From all that has been said above, it should be clear that we are not to pray simply and absolutely against all temptations. Christ Himself was tempted by the Devil, and was definitely led into the wilderness by the Spirit for that very end (Matthew 4:1; Mark 1:12). Not all temptations are evil, regardless of the aspect in which we view them: their nature, their design, or their outcome. It is from the evil of temptations that we pray to be spared (as the next petition in the prayer indicates), yet even in that we pray submissively and with qualification. We are to pray that we may not be led into temptation; or, if God sees fit that we should be tempted, that we may not yield thereto; or if we yield, that we be not totally overcome by the sin. Nor may we pray for a total exemption from trials, but only for a removal of the judgment of them. God often permits Satan to assault and harass us, in order to humble us, to drive us to Himself, and to glorify Himself by manifesting more fully to us His preserving power. My brethren, count it all joy when ye fall into divers temptations; Knowing this, that the trying of your faith worketh patience" (Jas. 1:2, 3).
In conclusion, a few remarks upon our responsibility in connection with temptation are appropriate. First, it is our bounden duty to avoid those persons and places that would allure us into sin, just as it is always our duty to be on the alert for the first signs of Satan’s approach (Ps. 19:13; Prov. 4:14; 1 Thess. 5:22). As an unknown writer has said, "He who carries about with him so much inflammable material would do well to keep the greatest possible distance from the fire." Second, we must steadfastly resist the Devil. "Take us the foxes, the little foxes, that spoil the vines" (Song of Sol. 2:15). We must not yield a single inch to our enemy. Third, we are to go to God for grace submissively, for the measure He grants us is according to His own good pleasure (Phil. 2:13).
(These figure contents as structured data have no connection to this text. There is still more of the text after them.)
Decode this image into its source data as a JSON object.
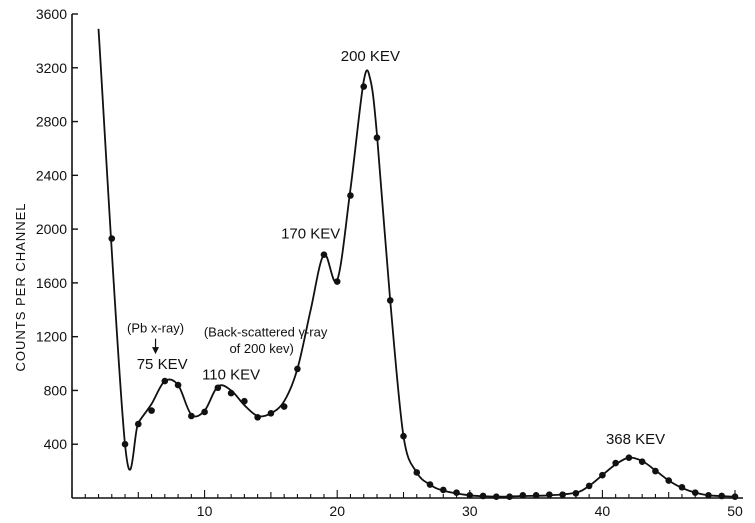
{
  "chart_data": {
    "type": "line",
    "title": "",
    "xlabel": "",
    "ylabel": "COUNTS PER CHANNEL",
    "xlim": [
      0,
      50
    ],
    "ylim": [
      0,
      3600
    ],
    "grid": false,
    "x_ticks": [
      10,
      20,
      30,
      40,
      50
    ],
    "x_tick_labels": [
      "10",
      "20",
      "30",
      "40",
      "50"
    ],
    "y_ticks": [
      400,
      800,
      1200,
      1600,
      2000,
      2400,
      2800,
      3200,
      3600
    ],
    "y_tick_labels": [
      "400",
      "800",
      "1200",
      "1600",
      "2000",
      "2400",
      "2800",
      "3200",
      "3600"
    ],
    "series": [
      {
        "points": [
          [
            3,
            1930
          ],
          [
            4,
            400
          ],
          [
            5,
            550
          ],
          [
            6,
            650
          ],
          [
            7,
            870
          ],
          [
            8,
            840
          ],
          [
            9,
            610
          ],
          [
            10,
            640
          ],
          [
            11,
            820
          ],
          [
            12,
            780
          ],
          [
            13,
            720
          ],
          [
            14,
            600
          ],
          [
            15,
            630
          ],
          [
            16,
            680
          ],
          [
            17,
            960
          ],
          [
            19,
            1810
          ],
          [
            20,
            1610
          ],
          [
            21,
            2250
          ],
          [
            22,
            3060
          ],
          [
            23,
            2680
          ],
          [
            24,
            1470
          ],
          [
            25,
            460
          ],
          [
            26,
            190
          ],
          [
            27,
            100
          ],
          [
            28,
            60
          ],
          [
            29,
            40
          ],
          [
            30,
            20
          ],
          [
            31,
            15
          ],
          [
            32,
            10
          ],
          [
            33,
            10
          ],
          [
            34,
            20
          ],
          [
            35,
            20
          ],
          [
            36,
            25
          ],
          [
            37,
            25
          ],
          [
            38,
            35
          ],
          [
            39,
            90
          ],
          [
            40,
            170
          ],
          [
            41,
            260
          ],
          [
            42,
            300
          ],
          [
            43,
            270
          ],
          [
            44,
            200
          ],
          [
            45,
            130
          ],
          [
            46,
            80
          ],
          [
            47,
            40
          ],
          [
            48,
            20
          ],
          [
            49,
            15
          ],
          [
            50,
            10
          ]
        ],
        "curve": [
          [
            2,
            3490
          ],
          [
            4,
            400
          ],
          [
            5,
            560
          ],
          [
            6,
            700
          ],
          [
            7,
            870
          ],
          [
            8,
            840
          ],
          [
            9,
            620
          ],
          [
            10,
            650
          ],
          [
            11,
            830
          ],
          [
            12,
            800
          ],
          [
            13,
            690
          ],
          [
            14,
            610
          ],
          [
            15,
            630
          ],
          [
            16,
            720
          ],
          [
            17,
            960
          ],
          [
            18,
            1400
          ],
          [
            19,
            1810
          ],
          [
            20,
            1620
          ],
          [
            21,
            2300
          ],
          [
            22,
            3100
          ],
          [
            22.5,
            3110
          ],
          [
            23,
            2700
          ],
          [
            24,
            1470
          ],
          [
            25,
            460
          ],
          [
            26,
            190
          ],
          [
            27,
            100
          ],
          [
            28,
            55
          ],
          [
            30,
            20
          ],
          [
            32,
            10
          ],
          [
            34,
            15
          ],
          [
            36,
            20
          ],
          [
            38,
            40
          ],
          [
            39,
            90
          ],
          [
            40,
            170
          ],
          [
            41,
            250
          ],
          [
            42,
            300
          ],
          [
            43,
            275
          ],
          [
            44,
            205
          ],
          [
            45,
            130
          ],
          [
            46,
            75
          ],
          [
            47,
            40
          ],
          [
            48,
            20
          ],
          [
            50,
            10
          ]
        ]
      }
    ],
    "annotations": [
      {
        "text": "200 KEV",
        "x": 22.5,
        "y": 3250
      },
      {
        "text": "170 KEV",
        "x": 18,
        "y": 1930
      },
      {
        "text": "75 KEV",
        "x": 6.8,
        "y": 960
      },
      {
        "text": "110 KEV",
        "x": 12,
        "y": 880
      },
      {
        "text": "368 KEV",
        "x": 42.5,
        "y": 400
      },
      {
        "text": "(Pb x-ray)",
        "x": 6.3,
        "y": 1230
      },
      {
        "text": "(Back-scattered γ-ray",
        "x": 14.6,
        "y": 1200
      },
      {
        "text": "of 200 kev)",
        "x": 14.3,
        "y": 1080
      }
    ]
  }
}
You are to endeavour, indeed, to pray, and use all good means to come out of temptation; but submit, if the Lord be pleased to continue His exercise upon you. Nay, though God should continue the temptation, and for the present not give out those measures of grace necessary for you, yet you must not murmur, but lie at His feet; for God is Lord of His own grace (Thomas Manton).
Thus we learn that this petition is to be presented in subservience to God’s sovereign will.